In this article, Peter Chopra from GO provides some valuable tips on how to sell your business.
"Have Your Cake and Eat It"
Great Outcomes Principal, Peter Chopra, discusses a new product for businesses wanting the benefits of a merger without the traditional loss of ownership and control
12 October 2009
Wouldn't it be nice to have your cake and eat it? Sounds improbable, doesn't it? In the current economic and credit environment, many M&A propositions are floundering due to low multiples and a lack of cash. And yet there remain fundamentally sound reasons why businesses would want to join together, including:
- Economies of scale
- Cross-selling benefits
- Strategic issues
- Financial issues
- Reputation
- Exit maximisation
However, business owners are naturally concerned about linking themselves to other businesses when cash is not immediately forthcoming.
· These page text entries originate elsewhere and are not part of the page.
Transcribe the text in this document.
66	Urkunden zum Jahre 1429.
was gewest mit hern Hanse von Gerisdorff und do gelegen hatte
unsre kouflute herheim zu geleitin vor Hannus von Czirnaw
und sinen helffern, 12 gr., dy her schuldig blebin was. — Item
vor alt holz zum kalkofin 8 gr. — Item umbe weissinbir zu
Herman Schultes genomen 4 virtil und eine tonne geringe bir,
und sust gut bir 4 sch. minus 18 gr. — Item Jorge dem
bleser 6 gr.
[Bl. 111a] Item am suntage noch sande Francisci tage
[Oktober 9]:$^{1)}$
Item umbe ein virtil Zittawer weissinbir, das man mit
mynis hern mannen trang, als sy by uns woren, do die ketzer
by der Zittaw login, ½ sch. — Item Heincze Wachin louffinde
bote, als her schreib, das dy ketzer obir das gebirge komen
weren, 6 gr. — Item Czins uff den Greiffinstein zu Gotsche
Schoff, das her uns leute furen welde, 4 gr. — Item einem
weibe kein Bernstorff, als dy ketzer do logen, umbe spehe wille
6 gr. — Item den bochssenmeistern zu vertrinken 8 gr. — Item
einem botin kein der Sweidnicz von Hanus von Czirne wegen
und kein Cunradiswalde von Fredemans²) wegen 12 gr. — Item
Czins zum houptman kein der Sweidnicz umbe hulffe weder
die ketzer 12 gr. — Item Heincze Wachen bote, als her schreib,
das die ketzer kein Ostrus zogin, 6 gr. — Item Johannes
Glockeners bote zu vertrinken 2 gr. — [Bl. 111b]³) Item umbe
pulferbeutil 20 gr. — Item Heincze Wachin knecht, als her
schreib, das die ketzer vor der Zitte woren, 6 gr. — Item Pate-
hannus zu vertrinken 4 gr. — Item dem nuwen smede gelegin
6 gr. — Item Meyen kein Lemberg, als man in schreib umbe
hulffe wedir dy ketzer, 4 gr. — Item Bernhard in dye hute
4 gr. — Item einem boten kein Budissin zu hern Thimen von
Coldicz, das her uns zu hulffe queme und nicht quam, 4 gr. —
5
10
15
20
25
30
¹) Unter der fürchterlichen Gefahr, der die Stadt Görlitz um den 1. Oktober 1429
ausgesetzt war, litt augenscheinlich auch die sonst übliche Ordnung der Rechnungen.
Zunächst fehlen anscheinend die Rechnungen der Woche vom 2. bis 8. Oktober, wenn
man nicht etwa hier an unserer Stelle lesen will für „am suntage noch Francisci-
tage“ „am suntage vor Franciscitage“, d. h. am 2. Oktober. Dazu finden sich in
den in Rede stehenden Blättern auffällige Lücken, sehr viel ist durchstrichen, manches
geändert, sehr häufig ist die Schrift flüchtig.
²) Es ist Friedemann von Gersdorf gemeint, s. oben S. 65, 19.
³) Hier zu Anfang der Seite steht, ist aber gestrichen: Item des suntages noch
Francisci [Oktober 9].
The reasons are for this are understandable – mixing your income and capital value with another party, loss of control, arguments over relative values and growth prospects are all key issues, especially if you have only one chance to realise the exit value of your business. So, we have put our thinking caps on and designed a new approach, based on pre-existing legal precedents, to allow business owners to enter into merger arrangements but with a difference:
- Each party gets to keep their own income
- Each party gets its own capital value on eventual sale
- No party loses day-to-day control of its business
The key to it all is that it must still be possible to maintain separate financial records for each business in the merged entity. It doesn't matter if you have shared resources (e.g. back office); arrangements can be made to deal with that. Owners will need to cede a degree of control on the exit timing and negotiation (which we normally recommend to be entrusted to an independent party). In fact, the "merging" of exit control is the only real downside. Sound interesting? We think so which is why we called this product the "Have Your Cake and Eat It" merger!